By Order of the Board Richfield Group Holdings Limited Lee Wing Yin Executive Director

Hong Kong, 30 December 2010

Registered Office: Head office and principal place of business in Cricket Square Hong Kong: Hutchins Drive Unit 1209, 12/F P.O. Box 2681 Silvercord Tower 2 Grand Cayman KY1-1111 30 Canton Road Cayman Islands Tsim Sha Tsui Kowloon Hong Kong

Notes:

  1. Any member of the Company entitled to attend and vote at the above meeting is entitled to appoint a proxy to attend and vote in his stead and any member who is the holder of 2 or more shares in the Company is entitled to appoint more than one proxy(ies) to attend and vote in his stead. A proxy need not be a member of the Company.
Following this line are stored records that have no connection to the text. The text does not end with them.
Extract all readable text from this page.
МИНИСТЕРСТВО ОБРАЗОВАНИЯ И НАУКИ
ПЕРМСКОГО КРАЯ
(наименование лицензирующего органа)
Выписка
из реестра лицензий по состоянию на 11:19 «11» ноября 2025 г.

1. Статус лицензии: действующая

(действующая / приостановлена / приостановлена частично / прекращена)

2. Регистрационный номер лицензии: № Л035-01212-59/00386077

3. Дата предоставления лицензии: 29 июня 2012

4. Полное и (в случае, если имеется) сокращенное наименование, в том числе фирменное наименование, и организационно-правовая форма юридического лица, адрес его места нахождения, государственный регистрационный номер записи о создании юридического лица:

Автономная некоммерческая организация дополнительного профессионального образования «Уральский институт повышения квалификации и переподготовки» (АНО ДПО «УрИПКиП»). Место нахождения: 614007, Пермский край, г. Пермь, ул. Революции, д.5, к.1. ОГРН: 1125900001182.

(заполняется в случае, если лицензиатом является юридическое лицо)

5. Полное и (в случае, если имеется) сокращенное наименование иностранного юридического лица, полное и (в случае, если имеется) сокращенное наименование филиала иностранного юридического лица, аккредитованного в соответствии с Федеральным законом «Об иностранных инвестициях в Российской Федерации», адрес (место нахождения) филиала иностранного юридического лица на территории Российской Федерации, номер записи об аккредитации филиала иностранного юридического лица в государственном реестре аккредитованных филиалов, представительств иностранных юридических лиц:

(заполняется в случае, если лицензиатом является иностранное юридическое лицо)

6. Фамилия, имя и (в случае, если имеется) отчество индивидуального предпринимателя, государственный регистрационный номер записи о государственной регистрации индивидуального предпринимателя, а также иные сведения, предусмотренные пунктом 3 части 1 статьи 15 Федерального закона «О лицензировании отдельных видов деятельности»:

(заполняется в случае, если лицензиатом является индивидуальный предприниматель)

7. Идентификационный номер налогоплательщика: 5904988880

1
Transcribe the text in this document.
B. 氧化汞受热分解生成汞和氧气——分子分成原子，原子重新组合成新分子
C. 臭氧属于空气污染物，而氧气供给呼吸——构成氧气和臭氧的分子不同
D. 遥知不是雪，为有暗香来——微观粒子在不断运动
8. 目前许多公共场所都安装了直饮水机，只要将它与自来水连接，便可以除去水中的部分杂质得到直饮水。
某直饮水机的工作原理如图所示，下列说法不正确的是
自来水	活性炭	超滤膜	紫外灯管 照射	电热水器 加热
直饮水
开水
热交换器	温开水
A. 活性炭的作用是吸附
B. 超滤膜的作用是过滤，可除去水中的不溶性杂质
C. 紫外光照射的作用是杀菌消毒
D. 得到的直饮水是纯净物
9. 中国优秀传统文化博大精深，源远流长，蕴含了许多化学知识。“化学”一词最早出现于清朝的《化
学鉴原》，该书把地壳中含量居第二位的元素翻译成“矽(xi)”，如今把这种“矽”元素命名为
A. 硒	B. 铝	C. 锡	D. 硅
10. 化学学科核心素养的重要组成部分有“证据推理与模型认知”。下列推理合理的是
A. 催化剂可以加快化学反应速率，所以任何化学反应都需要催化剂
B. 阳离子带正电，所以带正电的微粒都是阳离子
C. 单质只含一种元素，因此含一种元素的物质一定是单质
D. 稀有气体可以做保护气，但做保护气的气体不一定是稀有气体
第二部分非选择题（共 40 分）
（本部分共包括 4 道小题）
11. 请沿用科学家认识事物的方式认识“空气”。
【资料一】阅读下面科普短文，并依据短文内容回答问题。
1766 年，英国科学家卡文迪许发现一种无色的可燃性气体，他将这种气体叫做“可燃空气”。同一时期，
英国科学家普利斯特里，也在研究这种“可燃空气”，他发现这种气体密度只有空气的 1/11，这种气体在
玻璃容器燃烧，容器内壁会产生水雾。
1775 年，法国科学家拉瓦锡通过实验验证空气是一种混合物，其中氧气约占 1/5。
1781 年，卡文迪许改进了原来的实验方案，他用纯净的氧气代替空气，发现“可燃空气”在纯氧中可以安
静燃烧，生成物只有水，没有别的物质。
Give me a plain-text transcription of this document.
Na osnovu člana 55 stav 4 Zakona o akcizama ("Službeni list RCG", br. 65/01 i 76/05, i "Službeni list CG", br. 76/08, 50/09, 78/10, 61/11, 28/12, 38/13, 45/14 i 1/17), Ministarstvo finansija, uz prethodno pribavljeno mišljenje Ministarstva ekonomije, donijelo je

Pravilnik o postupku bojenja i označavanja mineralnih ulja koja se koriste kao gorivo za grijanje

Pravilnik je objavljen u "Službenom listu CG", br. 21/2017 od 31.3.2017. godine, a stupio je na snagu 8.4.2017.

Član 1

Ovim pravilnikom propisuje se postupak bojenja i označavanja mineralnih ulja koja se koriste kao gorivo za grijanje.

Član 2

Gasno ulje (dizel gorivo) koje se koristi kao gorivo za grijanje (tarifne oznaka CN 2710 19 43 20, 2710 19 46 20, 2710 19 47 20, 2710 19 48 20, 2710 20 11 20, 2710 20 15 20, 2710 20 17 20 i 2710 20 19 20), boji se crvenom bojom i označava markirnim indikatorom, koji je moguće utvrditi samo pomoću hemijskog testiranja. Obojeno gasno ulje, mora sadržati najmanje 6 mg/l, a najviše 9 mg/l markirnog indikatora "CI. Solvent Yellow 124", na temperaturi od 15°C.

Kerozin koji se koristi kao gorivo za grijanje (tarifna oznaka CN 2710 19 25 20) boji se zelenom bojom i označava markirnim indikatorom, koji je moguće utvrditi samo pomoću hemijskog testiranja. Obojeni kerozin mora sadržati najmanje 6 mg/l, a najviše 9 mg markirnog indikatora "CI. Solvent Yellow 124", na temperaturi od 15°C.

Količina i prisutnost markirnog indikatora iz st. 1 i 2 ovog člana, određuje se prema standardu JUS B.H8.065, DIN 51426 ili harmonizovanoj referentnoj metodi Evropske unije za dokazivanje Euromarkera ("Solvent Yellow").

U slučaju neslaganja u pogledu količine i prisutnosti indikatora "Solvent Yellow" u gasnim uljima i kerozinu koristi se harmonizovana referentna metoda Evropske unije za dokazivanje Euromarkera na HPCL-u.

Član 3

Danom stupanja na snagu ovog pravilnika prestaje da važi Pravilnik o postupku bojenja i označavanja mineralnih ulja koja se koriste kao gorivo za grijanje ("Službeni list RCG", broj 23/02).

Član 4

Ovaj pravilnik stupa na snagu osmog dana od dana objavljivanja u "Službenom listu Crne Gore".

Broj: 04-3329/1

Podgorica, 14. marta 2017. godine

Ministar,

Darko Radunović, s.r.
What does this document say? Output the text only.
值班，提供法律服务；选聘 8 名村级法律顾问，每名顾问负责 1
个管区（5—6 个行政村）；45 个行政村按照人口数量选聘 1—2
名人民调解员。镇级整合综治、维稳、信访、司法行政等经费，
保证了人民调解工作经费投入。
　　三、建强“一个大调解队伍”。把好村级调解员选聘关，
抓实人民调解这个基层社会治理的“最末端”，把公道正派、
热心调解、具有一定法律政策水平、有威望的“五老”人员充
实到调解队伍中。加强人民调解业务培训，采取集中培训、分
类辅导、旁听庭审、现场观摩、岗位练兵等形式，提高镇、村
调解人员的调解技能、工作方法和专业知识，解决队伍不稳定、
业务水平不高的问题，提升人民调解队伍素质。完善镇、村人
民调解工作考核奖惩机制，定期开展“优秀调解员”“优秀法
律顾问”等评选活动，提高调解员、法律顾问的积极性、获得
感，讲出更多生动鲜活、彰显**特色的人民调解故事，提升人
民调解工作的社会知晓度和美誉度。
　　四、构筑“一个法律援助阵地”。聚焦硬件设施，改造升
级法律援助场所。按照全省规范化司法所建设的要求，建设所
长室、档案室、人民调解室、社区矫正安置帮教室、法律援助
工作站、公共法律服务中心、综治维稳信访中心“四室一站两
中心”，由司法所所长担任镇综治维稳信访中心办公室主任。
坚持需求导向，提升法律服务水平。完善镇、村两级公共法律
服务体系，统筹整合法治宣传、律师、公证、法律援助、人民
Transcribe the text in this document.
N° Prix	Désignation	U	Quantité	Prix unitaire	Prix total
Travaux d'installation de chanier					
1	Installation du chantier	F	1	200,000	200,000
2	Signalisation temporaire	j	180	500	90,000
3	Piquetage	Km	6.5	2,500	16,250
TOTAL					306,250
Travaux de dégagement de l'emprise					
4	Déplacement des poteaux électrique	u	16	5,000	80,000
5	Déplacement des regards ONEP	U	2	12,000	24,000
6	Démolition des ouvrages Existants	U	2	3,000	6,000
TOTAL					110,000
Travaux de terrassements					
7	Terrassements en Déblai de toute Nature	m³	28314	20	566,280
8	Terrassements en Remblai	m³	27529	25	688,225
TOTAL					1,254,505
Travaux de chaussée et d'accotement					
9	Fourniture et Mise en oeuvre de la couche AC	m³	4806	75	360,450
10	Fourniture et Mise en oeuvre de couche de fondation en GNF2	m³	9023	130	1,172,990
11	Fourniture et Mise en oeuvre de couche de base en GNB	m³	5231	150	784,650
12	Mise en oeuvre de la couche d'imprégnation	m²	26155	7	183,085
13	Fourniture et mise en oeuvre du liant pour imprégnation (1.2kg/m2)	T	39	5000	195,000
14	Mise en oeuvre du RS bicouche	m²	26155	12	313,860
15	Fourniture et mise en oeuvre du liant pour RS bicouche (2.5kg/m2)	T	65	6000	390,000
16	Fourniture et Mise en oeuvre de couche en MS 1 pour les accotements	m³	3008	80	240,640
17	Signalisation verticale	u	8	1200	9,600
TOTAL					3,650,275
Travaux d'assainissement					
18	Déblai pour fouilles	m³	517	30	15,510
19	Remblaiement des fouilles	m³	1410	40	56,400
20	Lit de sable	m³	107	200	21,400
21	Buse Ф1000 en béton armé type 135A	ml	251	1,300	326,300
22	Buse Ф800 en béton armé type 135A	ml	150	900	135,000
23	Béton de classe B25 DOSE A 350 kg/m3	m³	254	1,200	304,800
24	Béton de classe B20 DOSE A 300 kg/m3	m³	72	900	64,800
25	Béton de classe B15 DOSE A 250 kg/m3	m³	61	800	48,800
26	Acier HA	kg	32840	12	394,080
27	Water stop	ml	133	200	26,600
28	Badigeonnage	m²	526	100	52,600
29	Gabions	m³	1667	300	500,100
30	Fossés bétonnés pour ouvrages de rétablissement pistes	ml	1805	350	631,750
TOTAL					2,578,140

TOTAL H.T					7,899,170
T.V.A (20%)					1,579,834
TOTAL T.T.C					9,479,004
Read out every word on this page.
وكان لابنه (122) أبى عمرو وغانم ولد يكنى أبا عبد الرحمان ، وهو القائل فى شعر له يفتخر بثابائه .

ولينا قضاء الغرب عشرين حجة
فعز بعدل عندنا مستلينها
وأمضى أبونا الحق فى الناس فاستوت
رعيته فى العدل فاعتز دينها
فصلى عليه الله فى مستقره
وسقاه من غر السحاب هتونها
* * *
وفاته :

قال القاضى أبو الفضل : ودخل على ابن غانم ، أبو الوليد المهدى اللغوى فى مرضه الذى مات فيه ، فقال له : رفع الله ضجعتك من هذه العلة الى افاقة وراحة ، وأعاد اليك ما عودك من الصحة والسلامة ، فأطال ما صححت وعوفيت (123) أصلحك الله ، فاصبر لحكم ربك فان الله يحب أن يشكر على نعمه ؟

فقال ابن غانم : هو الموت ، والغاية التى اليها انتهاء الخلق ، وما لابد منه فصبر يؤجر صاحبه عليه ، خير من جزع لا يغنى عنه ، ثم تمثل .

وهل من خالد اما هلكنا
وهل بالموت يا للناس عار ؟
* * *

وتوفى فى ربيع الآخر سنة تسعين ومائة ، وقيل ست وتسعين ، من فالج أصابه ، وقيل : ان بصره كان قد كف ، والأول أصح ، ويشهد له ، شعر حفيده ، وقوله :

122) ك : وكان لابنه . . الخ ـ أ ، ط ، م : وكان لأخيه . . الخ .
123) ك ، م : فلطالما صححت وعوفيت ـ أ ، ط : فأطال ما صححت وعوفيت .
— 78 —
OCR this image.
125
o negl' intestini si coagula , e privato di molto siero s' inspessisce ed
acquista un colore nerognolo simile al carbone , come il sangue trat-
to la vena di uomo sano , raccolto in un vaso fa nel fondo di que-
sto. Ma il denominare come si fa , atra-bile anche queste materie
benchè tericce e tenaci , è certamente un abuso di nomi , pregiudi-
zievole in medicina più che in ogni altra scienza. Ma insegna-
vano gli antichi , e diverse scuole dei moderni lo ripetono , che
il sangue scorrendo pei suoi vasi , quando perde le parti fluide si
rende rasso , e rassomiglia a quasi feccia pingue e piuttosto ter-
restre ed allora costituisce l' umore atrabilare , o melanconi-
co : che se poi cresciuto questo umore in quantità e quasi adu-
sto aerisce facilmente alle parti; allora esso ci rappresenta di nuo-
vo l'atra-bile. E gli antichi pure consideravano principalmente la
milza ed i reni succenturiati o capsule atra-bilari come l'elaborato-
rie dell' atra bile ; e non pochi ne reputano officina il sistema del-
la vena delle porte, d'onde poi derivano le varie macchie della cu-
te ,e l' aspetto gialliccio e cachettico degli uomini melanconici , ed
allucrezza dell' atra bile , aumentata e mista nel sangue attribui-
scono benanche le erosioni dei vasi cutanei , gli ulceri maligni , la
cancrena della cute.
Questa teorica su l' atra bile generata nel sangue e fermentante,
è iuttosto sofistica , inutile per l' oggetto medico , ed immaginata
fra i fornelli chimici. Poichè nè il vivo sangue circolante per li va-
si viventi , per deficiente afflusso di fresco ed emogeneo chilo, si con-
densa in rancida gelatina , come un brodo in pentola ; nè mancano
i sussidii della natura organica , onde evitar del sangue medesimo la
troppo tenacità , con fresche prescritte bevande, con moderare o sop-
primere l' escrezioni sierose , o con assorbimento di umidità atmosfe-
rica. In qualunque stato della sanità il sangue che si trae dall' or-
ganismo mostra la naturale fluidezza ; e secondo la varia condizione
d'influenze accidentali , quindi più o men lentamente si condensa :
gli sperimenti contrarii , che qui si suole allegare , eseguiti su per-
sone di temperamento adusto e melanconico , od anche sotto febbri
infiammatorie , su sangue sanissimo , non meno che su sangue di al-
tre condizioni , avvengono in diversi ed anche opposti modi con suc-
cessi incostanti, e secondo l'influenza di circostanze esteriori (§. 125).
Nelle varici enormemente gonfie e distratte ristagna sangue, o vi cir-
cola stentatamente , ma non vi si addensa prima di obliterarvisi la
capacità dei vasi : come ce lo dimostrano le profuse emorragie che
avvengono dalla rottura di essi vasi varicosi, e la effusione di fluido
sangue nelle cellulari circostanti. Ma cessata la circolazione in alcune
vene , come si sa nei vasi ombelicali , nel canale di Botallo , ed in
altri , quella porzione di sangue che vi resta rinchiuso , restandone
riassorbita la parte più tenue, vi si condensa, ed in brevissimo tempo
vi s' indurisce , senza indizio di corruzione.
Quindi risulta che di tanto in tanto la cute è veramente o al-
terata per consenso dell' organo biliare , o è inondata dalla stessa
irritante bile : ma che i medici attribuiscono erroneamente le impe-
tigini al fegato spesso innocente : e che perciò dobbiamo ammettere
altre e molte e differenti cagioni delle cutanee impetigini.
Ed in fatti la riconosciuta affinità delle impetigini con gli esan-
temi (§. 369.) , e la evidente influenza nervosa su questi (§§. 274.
  2. To be valid, a form of proxy and the power of attorney or other authority, if any, under which it is signed, or a certified copy of such power or authority must be deposited at the Company’s branch share registrar in Hong Kong, Tricor Tengis Limited at 26th Floor, Tesbury Centre, 28 Queen’s Road East, Wanchai, Hong Kong not less than 48 hours before the time appointed for holding the extraordinary general meeting or any adjournment thereof. Completion and return of the proxy form will not preclude you from attending the meeting should you so wish.

  3. As at the date of this announcement, the Company’s executive Directors are Mr. Pong Wai San, Wilson and Mr. Lee Wing Yin, the Company’s non-executive Director is Mr. Li Chi Chung and the Company’s independent non-executive Directors are Mr. Koo Fook Sun, Louis, Mr. Lai Hin Wing, Henry and Mr. Lung Hung Cheuk respectively.